On Tuesday, FIBA held the 2022 FIBA Women’s Basketball World Cup Qualifying Tournament’s group draw in Geneva, Switzerland. The USA Basketball women’s national team will play in Group D with Belgium, Russia and Puerto Rico.
The remaining groups are below.
- Group A: Australia, Korea, Serbia, Brazil (in Belgrade, Serbia)
- Group B: France, China, Nigeria, Mali (in Belgrade, Serbia)
- Group C: Bosnia and Herzegovina, Japan, Canada, Belarus (in Osaka, Japan)
THE GROUPS ARE SET— FIBA Women's Basketball World Cup (@FIBAWWC) November 23, 2021
What are your thoughts after today’s Draw? A looot of exciting match-ups are happening in February, and we can’t wait #FIBAWWC pic.twitter.com/7DmCDwb4zK
The qualifying tournament will be from Feb. 10-13, 2022. According to FIBA, the games in Washington will be held at the Entertainment and Sports Arena in Congress Heights. This has not been confirmed by USA Basketball, Monumental Sports & Entertainment, or Events DC. In fact, a release by USA Basketball on Tuesday afternoon regarding the qualifiers stated that the venue was unknown. We have reached out to USA Basketball, who reiterated that no official venue has been named or finalized in Washington though the qualifiers will be there. They hope to make an announcement before the end of December.
Though there are conflicting reports on where the qualifiers will be, ESA always appeared to be one of the most likely venues given that it is the home of the Washington Mystics and that the Capital City Go-Go won’t be playing games there that weekend.
Below is the schedule of the qualifier games that will be played in Washington. Game times are to be determined:
- Feb. 10: Belgium vs. Russia, USA vs. Puerto Rico
- Feb. 11: Russia vs. Puerto Rico, USA vs. Belgium
- Feb. 13: USA vs. Russia, Belgium vs. Puerto Rico
The biggest news, from a D.C. standpoint, is that some arena in Washington will host both the USA and Belgium for a game. Emma Meesseman is the top player for the Belgian Cats, and she will have a homecoming weekend at the arena where she led the Washington Mystics to the 2019 WNBA championship. For Mystics fans, it will be an opportunity for them to get one more chance (and possibly their last) to see her play stateside because of the realities of the international game.

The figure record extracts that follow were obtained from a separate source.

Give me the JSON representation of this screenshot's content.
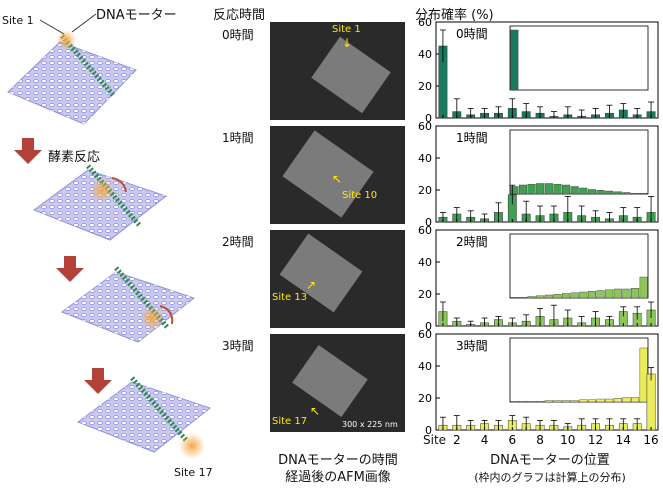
{
  "left": {
    "site1_label": "Site 1",
    "motor_label": "DNAモーター",
    "enzyme_label": "酵素反応",
    "site17_label": "Site 17"
  },
  "afm": {
    "header": "反応時間",
    "times": [
      "0時間",
      "1時間",
      "2時間",
      "3時間"
    ],
    "site_labels": [
      "Site 1",
      "Site 10",
      "Site 13",
      "Site 17"
    ],
    "scale": "300 x 225 nm",
    "caption_line1": "DNAモーターの時間",
    "caption_line2": "経過後のAFM画像"
  },
  "chart_header": "分布確率 (%)",
  "xaxis": {
    "prefix": "Site",
    "ticks": [
      "2",
      "4",
      "6",
      "8",
      "10",
      "12",
      "14",
      "16"
    ],
    "title": "DNAモーターの位置",
    "subtitle": "(枠内のグラフは計算上の分布)"
  },
  "colors": {
    "p0": "#1b7a5e",
    "p1": "#3f9f53",
    "p2": "#8cc65a",
    "p3": "#eaec5a"
  },
  "chart_data": [
    {
      "type": "bar",
      "panel_label": "0時間",
      "ylim": [
        0,
        60
      ],
      "yticks": [
        "0",
        "20",
        "40",
        "60"
      ],
      "values": [
        45,
        4,
        2,
        3,
        3,
        6,
        4,
        3,
        1,
        2,
        1,
        2,
        3,
        5,
        2,
        4
      ],
      "errors": [
        10,
        8,
        4,
        3,
        4,
        6,
        5,
        4,
        3,
        5,
        4,
        4,
        5,
        4,
        4,
        6
      ],
      "inset_values": [
        1,
        0,
        0,
        0,
        0,
        0,
        0,
        0,
        0,
        0,
        0,
        0,
        0,
        0,
        0,
        0
      ]
    },
    {
      "type": "bar",
      "panel_label": "1時間",
      "ylim": [
        0,
        60
      ],
      "yticks": [
        "0",
        "20",
        "40",
        "60"
      ],
      "values": [
        3,
        5,
        3,
        2,
        6,
        17,
        5,
        4,
        5,
        6,
        4,
        3,
        2,
        4,
        3,
        6
      ],
      "errors": [
        3,
        4,
        4,
        3,
        6,
        6,
        8,
        6,
        5,
        10,
        6,
        4,
        4,
        5,
        6,
        10
      ],
      "inset_values": [
        0.1,
        0.12,
        0.13,
        0.14,
        0.14,
        0.13,
        0.12,
        0.1,
        0.08,
        0.06,
        0.05,
        0.04,
        0.03,
        0.02,
        0.01,
        0.01
      ]
    },
    {
      "type": "bar",
      "panel_label": "2時間",
      "ylim": [
        0,
        60
      ],
      "yticks": [
        "0",
        "20",
        "40",
        "60"
      ],
      "values": [
        9,
        3,
        1,
        2,
        4,
        2,
        3,
        6,
        4,
        5,
        2,
        5,
        4,
        9,
        8,
        10
      ],
      "errors": [
        6,
        2,
        2,
        3,
        2,
        3,
        4,
        5,
        9,
        5,
        4,
        4,
        2,
        3,
        4,
        5
      ],
      "inset_values": [
        0.01,
        0.01,
        0.02,
        0.03,
        0.04,
        0.05,
        0.06,
        0.07,
        0.08,
        0.09,
        0.1,
        0.11,
        0.12,
        0.12,
        0.13,
        0.28
      ]
    },
    {
      "type": "bar",
      "panel_label": "3時間",
      "ylim": [
        0,
        60
      ],
      "yticks": [
        "0",
        "20",
        "40",
        "60"
      ],
      "values": [
        3,
        3,
        3,
        4,
        3,
        6,
        4,
        3,
        3,
        2,
        3,
        4,
        3,
        4,
        4,
        35
      ],
      "errors": [
        5,
        6,
        3,
        2,
        3,
        3,
        4,
        3,
        3,
        2,
        4,
        3,
        4,
        3,
        3,
        4
      ],
      "inset_values": [
        0.01,
        0.01,
        0.01,
        0.01,
        0.02,
        0.02,
        0.02,
        0.02,
        0.03,
        0.03,
        0.04,
        0.04,
        0.05,
        0.06,
        0.06,
        0.72
      ]
    }
  ]
}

And for Emma herself, it will be cool to see her walk through the halls of the MedStar Health Performance Center while she fistbumps Bradley Beal, Rui Hachimura and Tommy Sheppard as they say “Hi” to her in the hallway. The Wizards have two home games during the qualifiers, and I’d imagine that she’ll go to them if possible!
But I digress.
The timing of the qualifiers will also give us an opportunity to see how well Belgian fans travel, now that the world learns to live with the coronavirus and that they do not need a travel visa to enter the United States. My feeling is that there will be a good number of Belgians heading stateside for this trip.
Since early November, the United States lifted its non-essential travel ban on non-Americans who were in the European Union’s Schengen Area (Belgium is in it), provided those travelers test negative for the coronavirus and are at least two weeks removed from the first/second dose of the Pfizer, Johnson & Johnson/Janssen, Moderna, AstraZeneca, Covisheild, Sinopharm or Sinovac vaccines to be considered “fully vaccinated.”
The roster for the USA Basketball women’s national team has not been determined yet, though Mystics center Tina Charles and guard Ariel Atkins were members of the Olympic team. Dawn Staley, the head coach for Team USA during the Olympics, leaned toward stepping down after the Games but could still return. If she doesn’t, it seems likely that USA assistant (and Minnesota Lynx head coach) Cheryl Reeve may be the successor.